It features an area called Scotland’s Larder in which different regions take turns to highlight and sell food which originates from that area.
This year is was the turn of Aberdeen and Aberdeenshire, with Rora Dairy, near Peterhead, exhibiting for the first time, alongside dozens of other small food producers.
The company makes additive-free organic yogurt from milk produced by its own herd of cows which is sold in some supermarkets, including Sainsbury’s and Morrisons.
Owner Jane Mackie says demand for organic dairy is growing year-on-year, particularly in milk, with that growth happening faster in England than Scotland.
She believes consumers could consider eating products such as yogurt less often, but choosing higher-quality options like organic as a treat when they do.

Rora Dairy near Peterhead in Aberdeenshire produces additive free organic yogurts
Rora Dairy near Peterhead in Aberdeenshire produces additive free organic yogurts
Jane added: “We’re not educating people well enough to realise that they could feed their children differently.
“It’s much cheaper to be feeding them a chicken McNugget than it is to be home cooking food and I think that’s a real issue.
“I think we have to realise that it’s important for our society and long-term health benefits to know that spending a little bit more money on your food is a good thing.”
In 2022, the Scottish government passed legislation called the Good Food Nation Scotland Act, external which aims to ensure that people “eat well” and benefit from “reliable and dignified access” to nutritious, affordable, enjoyable, and age-appropriate food.

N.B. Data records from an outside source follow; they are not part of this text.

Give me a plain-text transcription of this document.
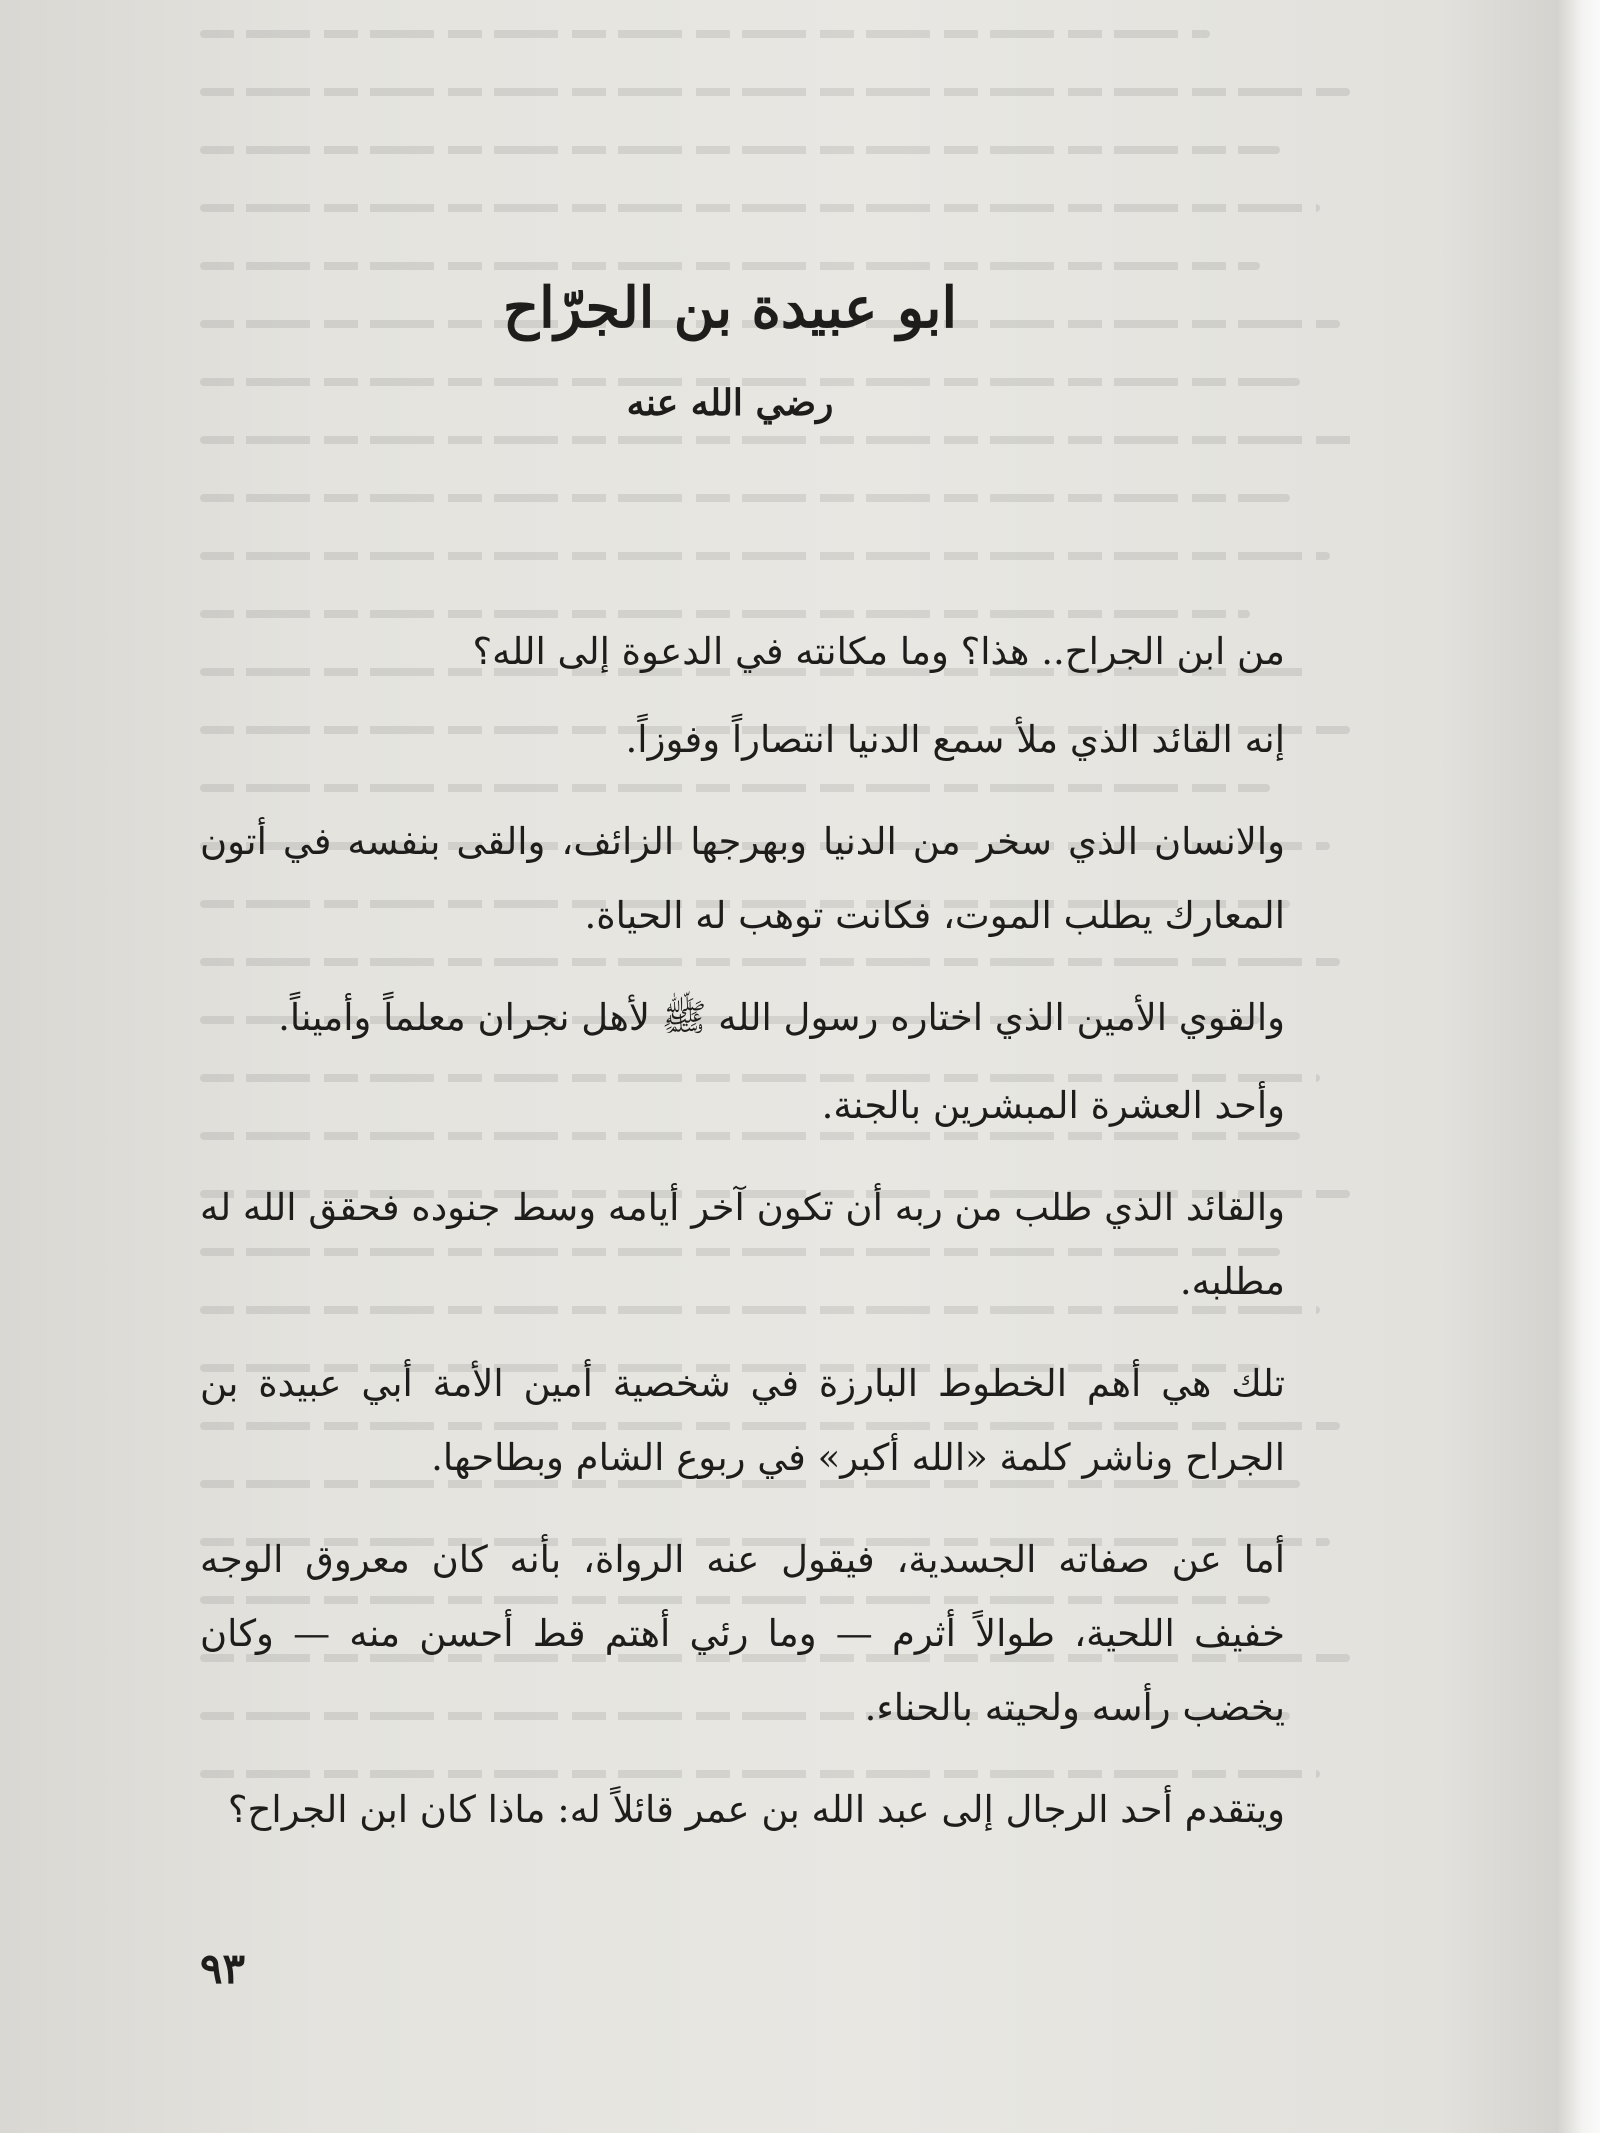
ابو عبيدة بن الجرّاح
رضي الله عنه

من ابن الجراح.. هذا؟ وما مكانته في الدعوة إلى الله؟

إنه القائد الذي ملأ سمع الدنيا انتصاراً وفوزاً.

والانسان الذي سخر من الدنيا وبهرجها الزائف، والقى بنفسه في أتون المعارك يطلب الموت، فكانت توهب له الحياة.

والقوي الأمين الذي اختاره رسول الله ﷺ لأهل نجران معلماً وأميناً.

وأحد العشرة المبشرين بالجنة.

والقائد الذي طلب من ربه أن تكون آخر أيامه وسط جنوده فحقق الله له مطلبه.

تلك هي أهم الخطوط البارزة في شخصية أمين الأمة أبي عبيدة بن الجراح وناشر كلمة «الله أكبر» في ربوع الشام وبطاحها.

أما عن صفاته الجسدية، فيقول عنه الرواة، بأنه كان معروق الوجه خفيف اللحية، طوالاً أثرم — وما رئي أهتم قط أحسن منه — وكان يخضب رأسه ولحيته بالحناء.

ويتقدم أحد الرجال إلى عبد الله بن عمر قائلاً له: ماذا كان ابن الجراح؟

٩٣
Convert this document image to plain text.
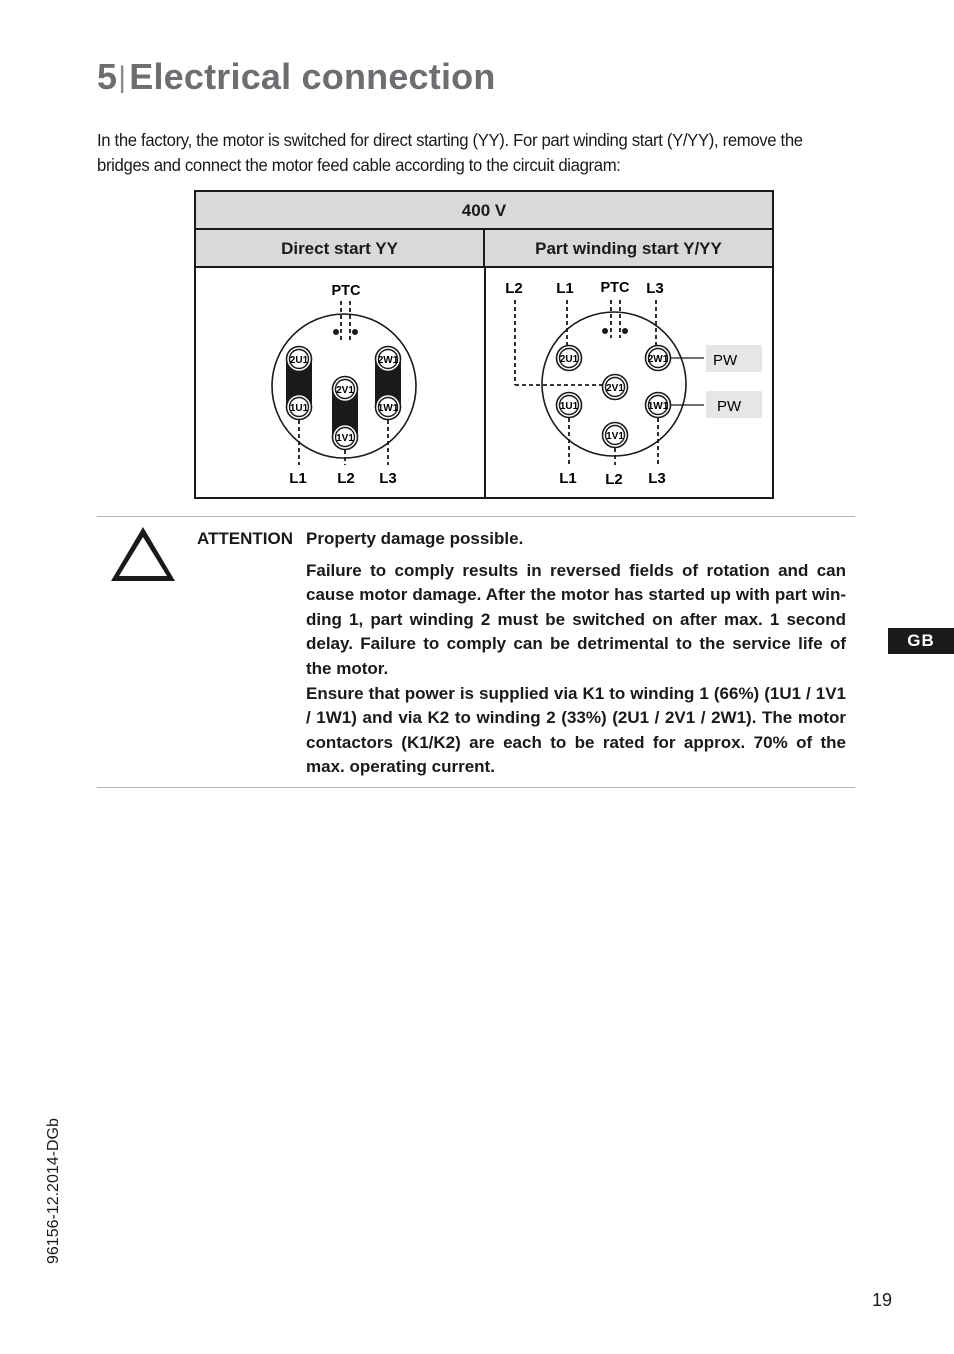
5|Electrical connection

In the factory, the motor is switched for direct starting (YY). For part winding start (Y/YY), remove the bridges and connect the motor feed cable according to the circuit diagram:

400 V
Direct start YY	Part winding start Y/YY
PTC
2U1	2W1
2V1
1U1	1W1
1V1
L1 L2 L3
L2 L1 PTC L3
2U1	2W1
2V1
1U1	1W1
1V1
L1 L2 L3
PW
PW

ATTENTION Property damage possible.

Failure to comply results in reversed fields of rotation and can cause motor damage. After the motor has started up with part win-ding 1, part winding 2 must be switched on after max. 1 second delay. Failure to comply can be detrimental to the service life of the motor.

Ensure that power is supplied via K1 to winding 1 (66%) (1U1 / 1V1 / 1W1) and via K2 to winding 2 (33%) (2U1 / 2V1 / 2W1). The motor contactors (K1/K2) are each to be rated for approx. 70% of the max. operating current.

GB
96156-12.2014-DGb
19
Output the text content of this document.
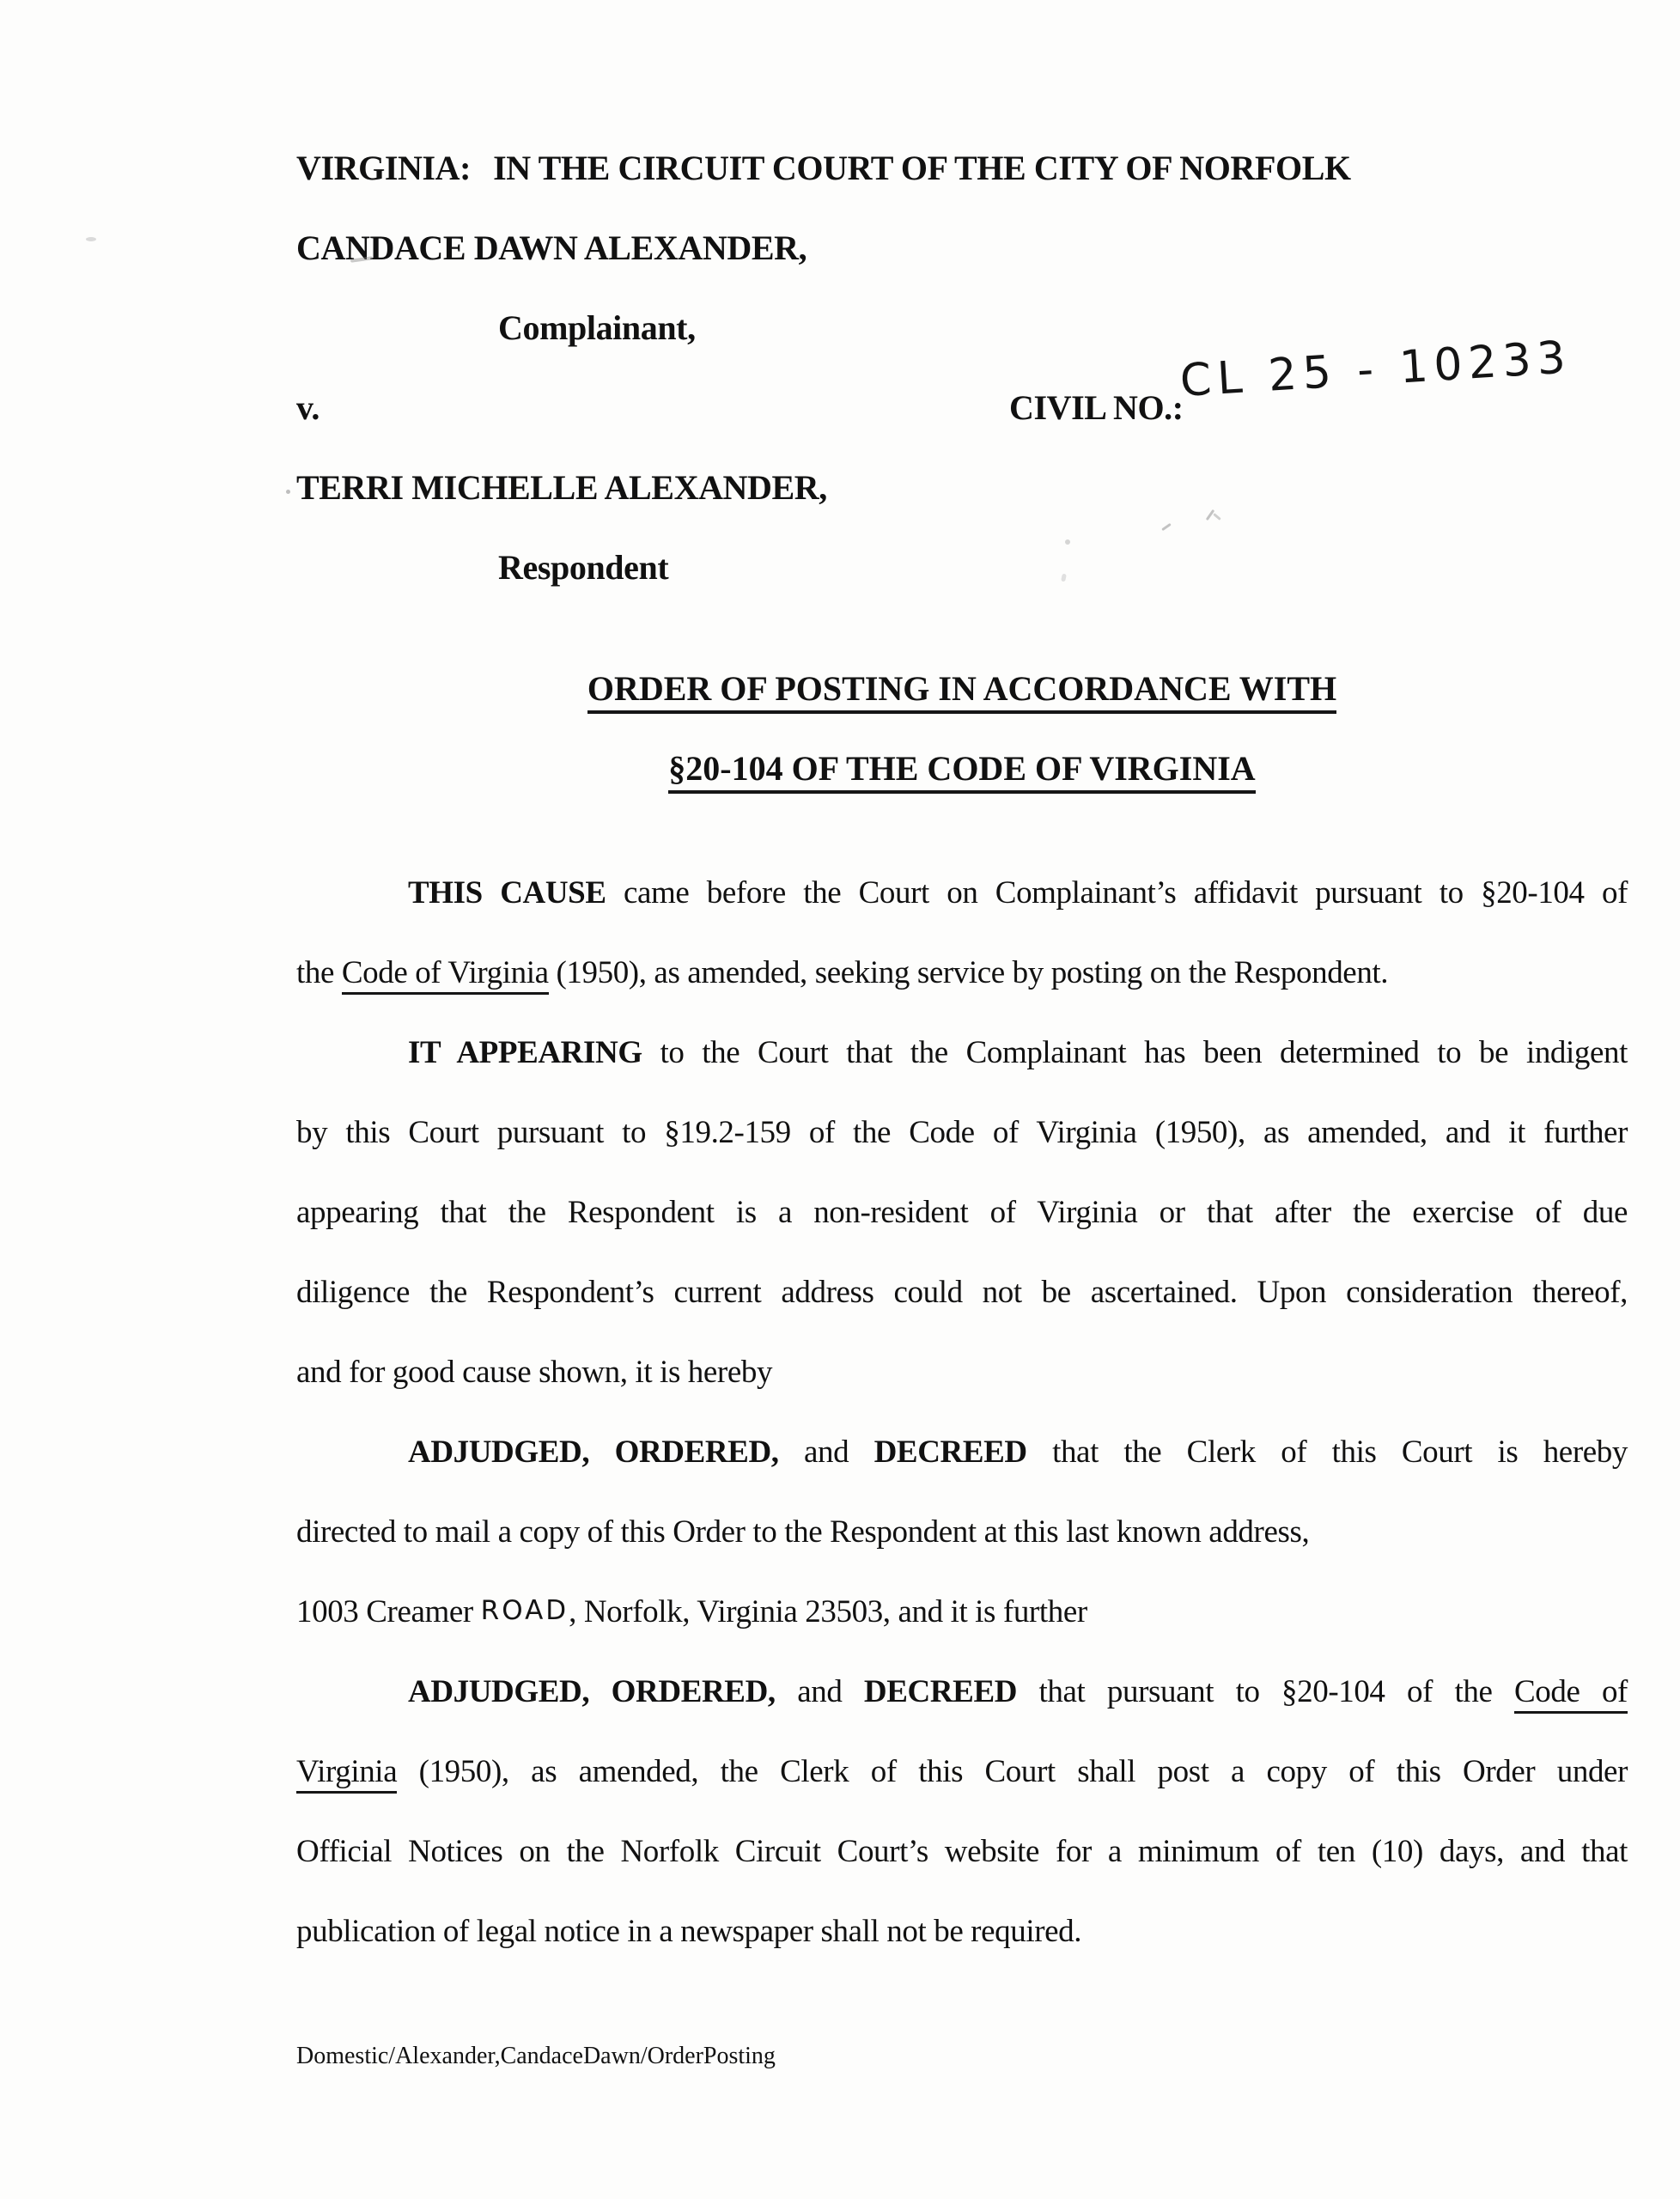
VIRGINIA: IN THE CIRCUIT COURT OF THE CITY OF NORFOLK
CANDACE DAWN ALEXANDER,
Complainant,
v.	CIVIL NO.:
CL 25 - 10233
TERRI MICHELLE ALEXANDER,
Respondent
ORDER OF POSTING IN ACCORDANCE WITH
§20-104 OF THE CODE OF VIRGINIA
THIS CAUSE came before the Court on Complainant’s affidavit pursuant to §20-104 of
the Code of Virginia (1950), as amended, seeking service by posting on the Respondent.
IT APPEARING to the Court that the Complainant has been determined to be indigent
by this Court pursuant to §19.2-159 of the Code of Virginia (1950), as amended, and it further
appearing that the Respondent is a non-resident of Virginia or that after the exercise of due
diligence the Respondent’s current address could not be ascertained. Upon consideration thereof,
and for good cause shown, it is hereby
ADJUDGED, ORDERED, and DECREED that the Clerk of this Court is hereby
directed to mail a copy of this Order to the Respondent at this last known address,
1003 Creamer ROAD, Norfolk, Virginia 23503, and it is further
ADJUDGED, ORDERED, and DECREED that pursuant to §20-104 of the Code of
Virginia (1950), as amended, the Clerk of this Court shall post a copy of this Order under
Official Notices on the Norfolk Circuit Court’s website for a minimum of ten (10) days, and that
publication of legal notice in a newspaper shall not be required.
Domestic/Alexander,CandaceDawn/OrderPosting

The SNP manifesto commitment to capping some food prices was dismissed as a “potty gimmick” by some retailers.
But First Minister John Swinney insisted it was a “moral outrage” that some people could not afford to feed themselves properly.
He told BBC Scotland News: “I admire and respect the quality within Scottish agriculture but I’ve also got to be mindful for the genuine hardship that families are facing in delivering an affordable shop.”
Swinney said that was the reason his government was bringing forward legislation to introduce price caps.
Farmers are facing increasing demands to deliver for nature and the environment, as well as consumers.
There is genuine concern from food producers that we’re in a “race to the bottom” which, they fear, could result in an influx of cheap imports pricing them out of the market.